Nothogomphodon Temporal range: Anisian 247.2–242 Ma PreꞒ Ꞓ O S D C P T J K Pg N

Scientific classification
- Kingdom: Animalia
- Phylum: Chordata
- Clade: Synapsida
- Clade: Therapsida
- Clade: †Therocephalia
- Family: †Bauriidae
- Subfamily: †Nothogomphodontinae Tatarinov, 1974
- Genus: †Nothogomphodon Tatarinov, 1974
- Type species: Nothogomphodon danilovi Tatarinov, 1974
- Species: †N. danilovi Tatarinov, 1974 (type); †N. sanjiaoensis Liu & Abdala, 2015;

= Nothogomphodon =

Genus of therapsids of the early Triassic

Nothogomphodon is a genus of therocephalian therapsids.
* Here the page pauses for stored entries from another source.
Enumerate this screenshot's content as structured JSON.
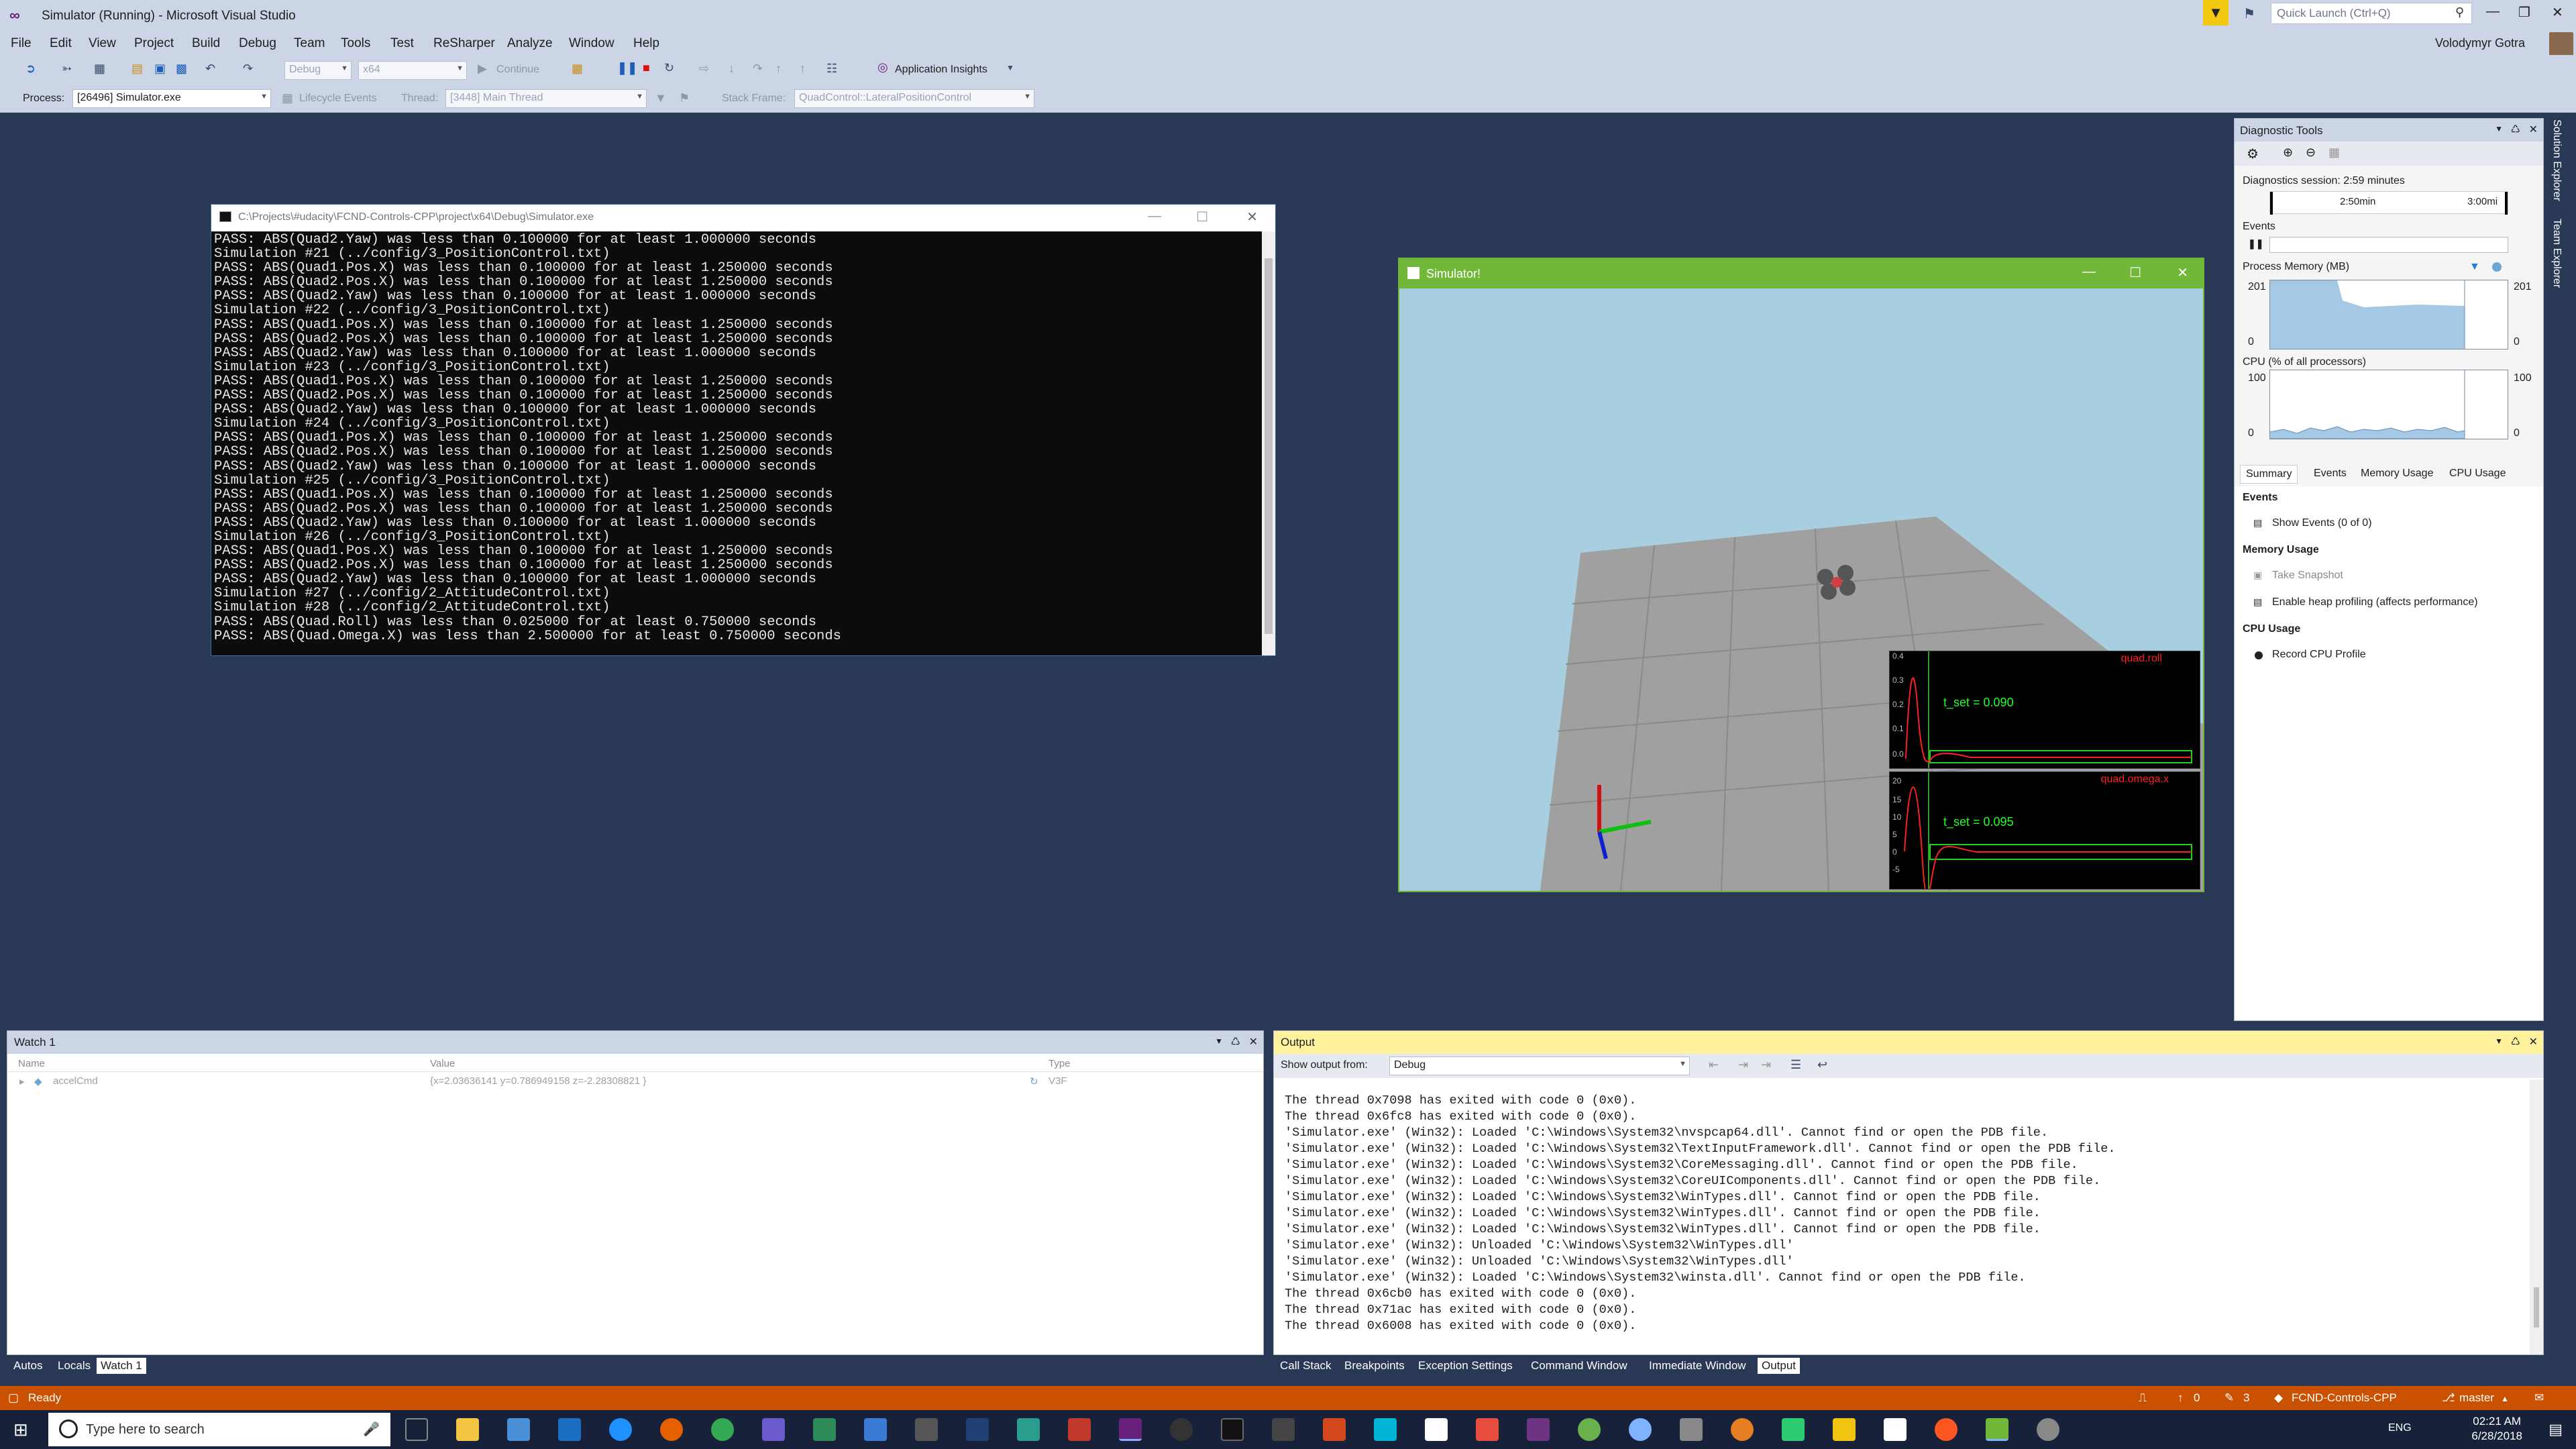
{
  "window": {
    "title": "Simulator (Running) - Microsoft Visual Studio",
    "user": "Volodymyr Gotra",
    "quick_launch_placeholder": "Quick Launch (Ctrl+Q)"
  },
  "menu": [
    "File",
    "Edit",
    "View",
    "Project",
    "Build",
    "Debug",
    "Team",
    "Tools",
    "Test",
    "ReSharper",
    "Analyze",
    "Window",
    "Help"
  ],
  "toolbar": {
    "config": "Debug",
    "platform": "x64",
    "continue_label": "Continue",
    "app_insights": "Application Insights"
  },
  "debug_location": {
    "process_label": "Process:",
    "process": "[26496] Simulator.exe",
    "lifecycle": "Lifecycle Events",
    "thread_label": "Thread:",
    "thread": "[3448] Main Thread",
    "stack_label": "Stack Frame:",
    "stack": "QuadControl::LateralPositionControl"
  },
  "console": {
    "title": "C:\\Projects\\#udacity\\FCND-Controls-CPP\\project\\x64\\Debug\\Simulator.exe",
    "lines": [
      "PASS: ABS(Quad2.Yaw) was less than 0.100000 for at least 1.000000 seconds",
      "Simulation #21 (../config/3_PositionControl.txt)",
      "PASS: ABS(Quad1.Pos.X) was less than 0.100000 for at least 1.250000 seconds",
      "PASS: ABS(Quad2.Pos.X) was less than 0.100000 for at least 1.250000 seconds",
      "PASS: ABS(Quad2.Yaw) was less than 0.100000 for at least 1.000000 seconds",
      "Simulation #22 (../config/3_PositionControl.txt)",
      "PASS: ABS(Quad1.Pos.X) was less than 0.100000 for at least 1.250000 seconds",
      "PASS: ABS(Quad2.Pos.X) was less than 0.100000 for at least 1.250000 seconds",
      "PASS: ABS(Quad2.Yaw) was less than 0.100000 for at least 1.000000 seconds",
      "Simulation #23 (../config/3_PositionControl.txt)",
      "PASS: ABS(Quad1.Pos.X) was less than 0.100000 for at least 1.250000 seconds",
      "PASS: ABS(Quad2.Pos.X) was less than 0.100000 for at least 1.250000 seconds",
      "PASS: ABS(Quad2.Yaw) was less than 0.100000 for at least 1.000000 seconds",
      "Simulation #24 (../config/3_PositionControl.txt)",
      "PASS: ABS(Quad1.Pos.X) was less than 0.100000 for at least 1.250000 seconds",
      "PASS: ABS(Quad2.Pos.X) was less than 0.100000 for at least 1.250000 seconds",
      "PASS: ABS(Quad2.Yaw) was less than 0.100000 for at least 1.000000 seconds",
      "Simulation #25 (../config/3_PositionControl.txt)",
      "PASS: ABS(Quad1.Pos.X) was less than 0.100000 for at least 1.250000 seconds",
      "PASS: ABS(Quad2.Pos.X) was less than 0.100000 for at least 1.250000 seconds",
      "PASS: ABS(Quad2.Yaw) was less than 0.100000 for at least 1.000000 seconds",
      "Simulation #26 (../config/3_PositionControl.txt)",
      "PASS: ABS(Quad1.Pos.X) was less than 0.100000 for at least 1.250000 seconds",
      "PASS: ABS(Quad2.Pos.X) was less than 0.100000 for at least 1.250000 seconds",
      "PASS: ABS(Quad2.Yaw) was less than 0.100000 for at least 1.000000 seconds",
      "Simulation #27 (../config/2_AttitudeControl.txt)",
      "Simulation #28 (../config/2_AttitudeControl.txt)",
      "PASS: ABS(Quad.Roll) was less than 0.025000 for at least 0.750000 seconds",
      "PASS: ABS(Quad.Omega.X) was less than 2.500000 for at least 0.750000 seconds"
    ]
  },
  "simulator": {
    "title": "Simulator!",
    "plot1": {
      "name": "quad.roll",
      "label": "t_set  =  0.090",
      "ticks": [
        "0.4",
        "0.3",
        "0.2",
        "0.1",
        "0.0"
      ]
    },
    "plot2": {
      "name": "quad.omega.x",
      "label": "t_set  =  0.095",
      "ticks": [
        "20",
        "15",
        "10",
        "5",
        "0",
        "-5"
      ]
    }
  },
  "diagnostics": {
    "title": "Diagnostic Tools",
    "session": "Diagnostics session: 2:59 minutes",
    "t1": "2:50min",
    "t2": "3:00mi",
    "events_label": "Events",
    "memory_label": "Process Memory (MB)",
    "mem_max": "201",
    "mem_min": "0",
    "cpu_label": "CPU (% of all processors)",
    "cpu_max": "100",
    "cpu_min": "0",
    "tabs": [
      "Summary",
      "Events",
      "Memory Usage",
      "CPU Usage"
    ],
    "summary": {
      "events_h": "Events",
      "show_events": "Show Events (0 of 0)",
      "memory_h": "Memory Usage",
      "snapshot": "Take Snapshot",
      "heap": "Enable heap profiling (affects performance)",
      "cpu_h": "CPU Usage",
      "record": "Record CPU Profile"
    },
    "side_tabs": [
      "Solution Explorer",
      "Team Explorer"
    ]
  },
  "watch": {
    "title": "Watch 1",
    "cols": [
      "Name",
      "Value",
      "Type"
    ],
    "row": {
      "name": "accelCmd",
      "value": "{x=2.03636141 y=0.786949158 z=-2.28308821 }",
      "type": "V3F"
    },
    "tabs": [
      "Autos",
      "Locals",
      "Watch 1"
    ]
  },
  "output": {
    "title": "Output",
    "show_from": "Show output from:",
    "source": "Debug",
    "lines": [
      "The thread 0x7098 has exited with code 0 (0x0).",
      "The thread 0x6fc8 has exited with code 0 (0x0).",
      "'Simulator.exe' (Win32): Loaded 'C:\\Windows\\System32\\nvspcap64.dll'. Cannot find or open the PDB file.",
      "'Simulator.exe' (Win32): Loaded 'C:\\Windows\\System32\\TextInputFramework.dll'. Cannot find or open the PDB file.",
      "'Simulator.exe' (Win32): Loaded 'C:\\Windows\\System32\\CoreMessaging.dll'. Cannot find or open the PDB file.",
      "'Simulator.exe' (Win32): Loaded 'C:\\Windows\\System32\\CoreUIComponents.dll'. Cannot find or open the PDB file.",
      "'Simulator.exe' (Win32): Loaded 'C:\\Windows\\System32\\WinTypes.dll'. Cannot find or open the PDB file.",
      "'Simulator.exe' (Win32): Loaded 'C:\\Windows\\System32\\WinTypes.dll'. Cannot find or open the PDB file.",
      "'Simulator.exe' (Win32): Loaded 'C:\\Windows\\System32\\WinTypes.dll'. Cannot find or open the PDB file.",
      "'Simulator.exe' (Win32): Unloaded 'C:\\Windows\\System32\\WinTypes.dll'",
      "'Simulator.exe' (Win32): Unloaded 'C:\\Windows\\System32\\WinTypes.dll'",
      "'Simulator.exe' (Win32): Loaded 'C:\\Windows\\System32\\winsta.dll'. Cannot find or open the PDB file.",
      "The thread 0x6cb0 has exited with code 0 (0x0).",
      "The thread 0x71ac has exited with code 0 (0x0).",
      "The thread 0x6008 has exited with code 0 (0x0)."
    ],
    "tabs": [
      "Call Stack",
      "Breakpoints",
      "Exception Settings",
      "Command Window",
      "Immediate Window",
      "Output"
    ]
  },
  "status": {
    "ready": "Ready",
    "up": "0",
    "pencil": "3",
    "repo": "FCND-Controls-CPP",
    "branch": "master"
  },
  "taskbar": {
    "search": "Type here to search",
    "lang": "ENG",
    "time": "02:21 AM",
    "date": "6/28/2018"
  }
}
It is classified within the family Bauriidae and placed within its own subfamily, Nothogomphodontinae.

==Description==
Nothogomphodon was unusual among therocephalians for its sectorial dentition, a feature it shared with cynodonts and which would have allowed it to shear meat more effectively.

==Species==
There are two described species of Nothogomphodon: N. danilovi and N. sanjiaoensis. N. danilovi is the types species and is known from Russia, while N. sanjiaoensis is known from China. N. sanjiaoensis can be distinguished from N. danilovi by its ovate canine base and distinct gap between the canine and the first postcanine tooth.